Ignacio's inheritance to his daughter is giving her his truth.
The English interpretations of the video excerpts below were kindly provided by Isabel Mignone-del Carril.
All my life I grew up thinking that I was the biological son of my parents that raised me, without knowing that I was adopted. On June 2, 2014, my wife, at dinner time, tells me with tears in her eyes that someone close to her had told her a secret that was known in Olavarría, that I was not the biological son of the parents that raised me. At that time I started the process of finding out about my roots. I contacted Abuelas de Plaza de Mayo. I was lucky that I not only found out who had been my biological parents but that it was a short process from the time I learned that I had been adopted until it was confirmed who my biological parents were.
When you start these procedures in Argentina knowing that you have been adopted and born between 1976-1980, you know that there is a possibility that you can be the child of desaparecidos and that the adoption is not legal. At that time I started a process at National Commission for the Right to Identity (CONADI : Comisión Nacional por el Derecho de la Identidad). They extracted blood from me, voluntarily, to be able to match my genetic data with those of the Argentine National Bank of Genetic Data.
The National Bank of Genetic Data in Argentina contains the information from the relatives of the detained-disappeared who at some point had their blood extracted so they can be matched. The process that I initiated only took two months! On August 5, 2014, the head of the CONADI, phoned to tell me that the results were positive, that I was the child of a detained- disappeared during the the last military dictatorship.
That same day I found out about my grandmothers, and other family that I did not know existed and many details of my biological parents that I was not aware of.
I have not written about that, except for one song that I wrote before knowing about my biological family. In the year 2009 I wrote the song "Para la Memoria" ("For the Memory") for a CD. At that time we were recording for a band, and I had received a sample of pictures by a photographer, his name is Gustavo Germano. The sample is called Ausencia (Absences). One of the photographer's brothers was detained-disappeared. The sample included a pair of photographs. One was of three young boys. They were his two brothers and him. The other photograph was taken years later. It was of of two brothers—his surviving brother and him with a space missing to represent their brother who was disappeared. I received his email with a PowerPoint presentation and that is when I wrote a "chacarera" [argentine folklore]. It was something prophetic.

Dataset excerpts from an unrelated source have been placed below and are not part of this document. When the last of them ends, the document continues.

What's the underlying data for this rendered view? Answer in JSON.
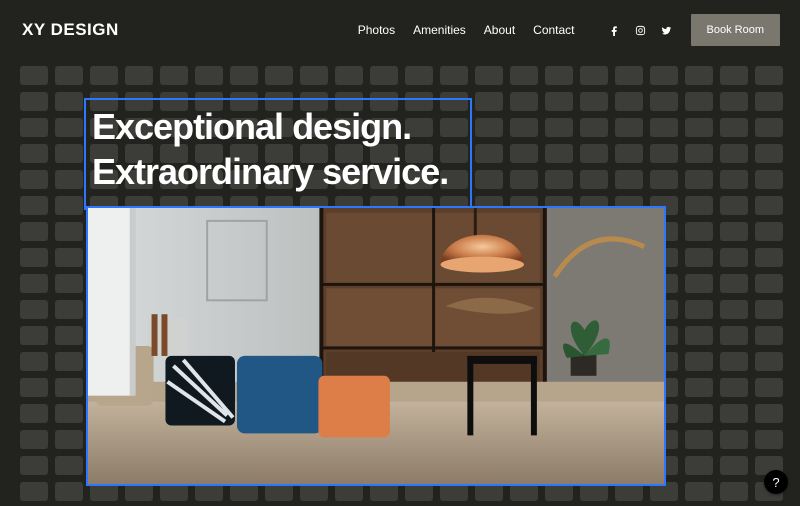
{
  "header": {
    "brand": "XY DESIGN",
    "nav": [
      "Photos",
      "Amenities",
      "About",
      "Contact"
    ],
    "social_icons": [
      "facebook",
      "instagram",
      "twitter"
    ],
    "cta_label": "Book Room"
  },
  "hero": {
    "headline_line1": "Exceptional design.",
    "headline_line2": "Extraordinary service.",
    "image_alt": "Modern interior with couch, cushions, copper lamp and wooden shelving"
  },
  "editor": {
    "selected_elements": [
      "headline-box",
      "hero-image"
    ],
    "grid_tiles_visible": true
  },
  "fab": {
    "help_label": "?"
  },
  "colors": {
    "page_bg": "#22231f",
    "tile": "#3c3d39",
    "selection": "#2b78ff",
    "cta_bg": "#7a776f"
  }
}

I believe that humans have a tendency to organize to protect themselves, the Kulturbund seems like a case of auto defense. It’s a way to survive. I think that the worst death is the cultural death.
I believe that art is a bridge that so that we can leave this world a little bit better. There are many ways to communicate.
Maybe it can happen to other people. To tell how each people have been able to move forward after their vexations. I think that art transmits more than it communicates. I think that music makes us more sensitive which in turn makes us to have more empathy. If we are more emphatic we are better persons. We start to tolerate what we don’t understand. If we don’t understand what is happening we try to understand. This is learning process. Music is intercultural, it does not need the written Word. Words are sometimes barriers.
The 1960’s musical movement used to say that all that was needed to make music was love, and I think we are at a time that we need to take that into account.